Panic Buying Comes for the Seeds
I knew firsthand how calming gardening can be, especially when you’re not dependent on the food for your immediate survival. Time slows down a little, thoughts meander, and a feeling of flow can arrive, even when the land you’re cultivating is a tiny patch in earshot of a bus stop.
But as I searched for seeds to grow beautifully swirled red and white Chioggia beets, fiery peppers and enough basil to start my own pesto company, website after website warned that my vegetative dreams may be delayed.
"It feels like we are selling toilet paper," Mike Dunton, the founder of The Victory Seed Company, a small seed company focused on horticultural biodiversity told me via email. (He was too busy filling orders to come to the phone.)

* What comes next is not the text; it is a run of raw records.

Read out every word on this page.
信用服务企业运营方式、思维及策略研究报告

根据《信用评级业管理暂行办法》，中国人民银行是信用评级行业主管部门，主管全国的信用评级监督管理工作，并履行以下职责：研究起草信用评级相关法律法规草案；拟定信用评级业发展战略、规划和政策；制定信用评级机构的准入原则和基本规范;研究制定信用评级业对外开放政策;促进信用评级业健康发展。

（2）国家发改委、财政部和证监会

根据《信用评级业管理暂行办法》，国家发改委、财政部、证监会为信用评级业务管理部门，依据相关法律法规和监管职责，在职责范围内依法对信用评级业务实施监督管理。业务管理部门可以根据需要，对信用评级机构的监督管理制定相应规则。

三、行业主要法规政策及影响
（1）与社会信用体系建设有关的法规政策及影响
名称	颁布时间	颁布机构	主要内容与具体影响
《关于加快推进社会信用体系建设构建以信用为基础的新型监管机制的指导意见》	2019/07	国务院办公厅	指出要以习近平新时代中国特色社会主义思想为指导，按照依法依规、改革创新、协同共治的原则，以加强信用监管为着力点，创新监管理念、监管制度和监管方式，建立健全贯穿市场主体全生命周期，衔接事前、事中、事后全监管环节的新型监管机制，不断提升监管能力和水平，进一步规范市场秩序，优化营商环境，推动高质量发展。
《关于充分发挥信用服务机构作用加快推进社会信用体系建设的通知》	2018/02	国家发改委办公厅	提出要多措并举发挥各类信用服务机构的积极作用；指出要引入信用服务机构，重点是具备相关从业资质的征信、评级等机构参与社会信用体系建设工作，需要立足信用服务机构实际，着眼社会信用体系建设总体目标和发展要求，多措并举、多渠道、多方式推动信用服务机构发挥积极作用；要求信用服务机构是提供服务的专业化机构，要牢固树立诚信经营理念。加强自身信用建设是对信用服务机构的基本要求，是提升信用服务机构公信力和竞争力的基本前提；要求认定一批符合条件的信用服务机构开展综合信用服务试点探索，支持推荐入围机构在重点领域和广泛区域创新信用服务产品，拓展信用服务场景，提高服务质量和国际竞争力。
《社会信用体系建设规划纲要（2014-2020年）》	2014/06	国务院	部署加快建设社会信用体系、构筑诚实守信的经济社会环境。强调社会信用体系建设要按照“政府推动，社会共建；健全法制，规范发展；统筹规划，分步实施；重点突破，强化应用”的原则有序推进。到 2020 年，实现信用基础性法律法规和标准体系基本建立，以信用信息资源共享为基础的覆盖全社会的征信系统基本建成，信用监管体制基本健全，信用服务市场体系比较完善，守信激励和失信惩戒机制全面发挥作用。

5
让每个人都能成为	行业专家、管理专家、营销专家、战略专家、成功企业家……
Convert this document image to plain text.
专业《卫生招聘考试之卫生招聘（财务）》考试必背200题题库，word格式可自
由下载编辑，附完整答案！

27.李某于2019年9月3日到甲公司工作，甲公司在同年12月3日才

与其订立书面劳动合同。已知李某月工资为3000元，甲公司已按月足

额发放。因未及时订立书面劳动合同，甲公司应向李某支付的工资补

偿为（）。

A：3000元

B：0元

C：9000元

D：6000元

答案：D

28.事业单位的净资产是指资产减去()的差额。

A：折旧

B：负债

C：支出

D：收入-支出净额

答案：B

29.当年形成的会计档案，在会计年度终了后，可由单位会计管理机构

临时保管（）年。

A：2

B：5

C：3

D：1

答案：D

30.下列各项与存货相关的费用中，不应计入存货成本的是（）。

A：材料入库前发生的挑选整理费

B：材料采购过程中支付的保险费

I’d been searching his company’s website for glass gem corn, a popping corn that originated with Carl Barnes, who was a part-Cherokee farmer in Oklahoma. In recent years, the corn has become internet famous because of its kaleidoscopic jewel-like appearance. My pandemic prep included buying four pounds of standard yellow popping corn; glass gem corn felt like a way of stepping up my game.
But the website cautioned that all buyers were agreeing to abide by “pandemic ordering terms,” and warned that the current shipping backlog was 18 to 24 days.
Clearly, I was not the only person who felt that the best path through the pandemic was to panic-buy a bunch of seeds."
Noah Schlager, the conservation program manager of a nonprofit seed seller called Native Seeds/SEARCH, said: “I was talking with a colleague who was saying that a lot of elders lived through the Great Depression, and they remember times like this."
“They’ve been saying, ‘This is the time to be saving these seeds and making sure that we can feed ourselves,’” he added.
The mission of Native Seed Search, a nonprofit, is to promote and conserve the crop biodiversity of the arid American southwest. (Native Seed Search is responsible for bringing attention to glass gem corn.) The company sells seeds to the public, “but our priority is seeds for Indigenous communities,” Mr. Schlager said, pointing out that the Navajo Nation is already suffering because of the new coronavirus.
“They’re oftentimes the last place where real aid, or FEMA support, or anything really gets handed out to people,” he said."